The host employer must record the recordable injuries and illnesses of employees not on its payroll if it supervises them on a day-to-day basis. Day-to-day supervision occurs when in addition to specifying the output, product or result to be accomplished by the person's work, the employer supervises the details, means, methods and processes by which the work is to be accomplished.
1. What constitutes to Work-Related illness
Think of the employer’s premises as a Big Circle. Anything that is reported to have happened in the Big Circle is presumed to be work related.
2. Geographic Presumption
In the absence of evidence to overcome the presumption, an ankle injury caused by a trip that occurred while the employee was walking down a level seamless hallway at work is work-related, regardless of whether the accident is attributable to a defect in the hall.
3. Work-related Geographic Presumptions in Big Circle
Work related geographic presumptions in the big circle includes, unsafe Acts, Acts of God, Acts of Violence, Performing Work Tasks, Rule Violations, Unpreventable acts, Failed drug test and Personal tasks during the work day.
4. Illness before being on clock
For purposes of OSHA recordkeeping injuries and illnesses occurring in the work environment are considered work-related. Punching in and out does not affect the outcome for determining work-relatedness.

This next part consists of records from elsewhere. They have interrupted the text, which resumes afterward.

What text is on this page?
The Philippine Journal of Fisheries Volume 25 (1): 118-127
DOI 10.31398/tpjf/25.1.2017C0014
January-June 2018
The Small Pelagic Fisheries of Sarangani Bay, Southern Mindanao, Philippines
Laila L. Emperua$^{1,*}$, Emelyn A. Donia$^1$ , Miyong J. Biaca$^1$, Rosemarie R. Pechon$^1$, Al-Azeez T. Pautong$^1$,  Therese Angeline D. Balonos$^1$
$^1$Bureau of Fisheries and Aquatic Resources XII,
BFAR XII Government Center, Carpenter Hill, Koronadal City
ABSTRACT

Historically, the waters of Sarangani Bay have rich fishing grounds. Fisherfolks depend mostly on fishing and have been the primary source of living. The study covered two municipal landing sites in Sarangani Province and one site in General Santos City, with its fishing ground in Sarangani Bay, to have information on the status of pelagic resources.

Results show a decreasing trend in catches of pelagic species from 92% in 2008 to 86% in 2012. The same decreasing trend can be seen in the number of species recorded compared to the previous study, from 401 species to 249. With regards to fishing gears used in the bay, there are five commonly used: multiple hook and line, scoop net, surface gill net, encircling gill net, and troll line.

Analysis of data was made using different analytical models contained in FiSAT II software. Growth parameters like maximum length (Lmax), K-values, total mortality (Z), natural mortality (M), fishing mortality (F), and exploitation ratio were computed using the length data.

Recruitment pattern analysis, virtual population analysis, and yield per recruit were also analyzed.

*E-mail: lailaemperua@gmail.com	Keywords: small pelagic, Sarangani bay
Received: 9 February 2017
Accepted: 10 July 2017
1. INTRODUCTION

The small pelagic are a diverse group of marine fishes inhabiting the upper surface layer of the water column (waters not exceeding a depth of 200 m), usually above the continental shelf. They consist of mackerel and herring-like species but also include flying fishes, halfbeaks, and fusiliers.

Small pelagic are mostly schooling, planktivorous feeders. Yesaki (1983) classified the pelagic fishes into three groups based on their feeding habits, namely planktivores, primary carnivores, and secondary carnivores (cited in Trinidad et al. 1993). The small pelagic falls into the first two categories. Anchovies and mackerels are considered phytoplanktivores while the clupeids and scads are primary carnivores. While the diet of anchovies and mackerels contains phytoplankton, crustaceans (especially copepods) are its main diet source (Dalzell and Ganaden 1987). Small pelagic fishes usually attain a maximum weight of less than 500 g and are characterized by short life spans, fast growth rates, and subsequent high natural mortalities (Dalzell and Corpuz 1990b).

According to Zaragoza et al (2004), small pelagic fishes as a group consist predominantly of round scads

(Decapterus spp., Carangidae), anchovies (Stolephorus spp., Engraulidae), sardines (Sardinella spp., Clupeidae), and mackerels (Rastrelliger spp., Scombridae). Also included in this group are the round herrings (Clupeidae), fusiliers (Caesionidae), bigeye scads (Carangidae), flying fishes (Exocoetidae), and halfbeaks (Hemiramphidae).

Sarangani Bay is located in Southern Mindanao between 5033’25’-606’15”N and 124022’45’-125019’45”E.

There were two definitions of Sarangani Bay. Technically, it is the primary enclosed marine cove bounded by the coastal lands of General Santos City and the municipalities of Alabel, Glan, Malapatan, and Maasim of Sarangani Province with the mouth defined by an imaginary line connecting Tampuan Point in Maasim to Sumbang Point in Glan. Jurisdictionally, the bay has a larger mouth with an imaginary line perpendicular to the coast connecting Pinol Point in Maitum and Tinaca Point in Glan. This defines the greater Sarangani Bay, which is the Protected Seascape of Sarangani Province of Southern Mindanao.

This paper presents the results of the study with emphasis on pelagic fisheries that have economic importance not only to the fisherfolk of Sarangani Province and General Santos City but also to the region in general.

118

5. Mistakes about work-related illness
The common mistakes about OSHA work related illness include, employee was not engaged in work activities – geographic presumption, employee was not supposed to be doing what he/she was doing at the time of the injury, employee failed a drug test, the employee was not on the clock, the injury wasn’t witnessed and employee waited too long to report the injury or condition.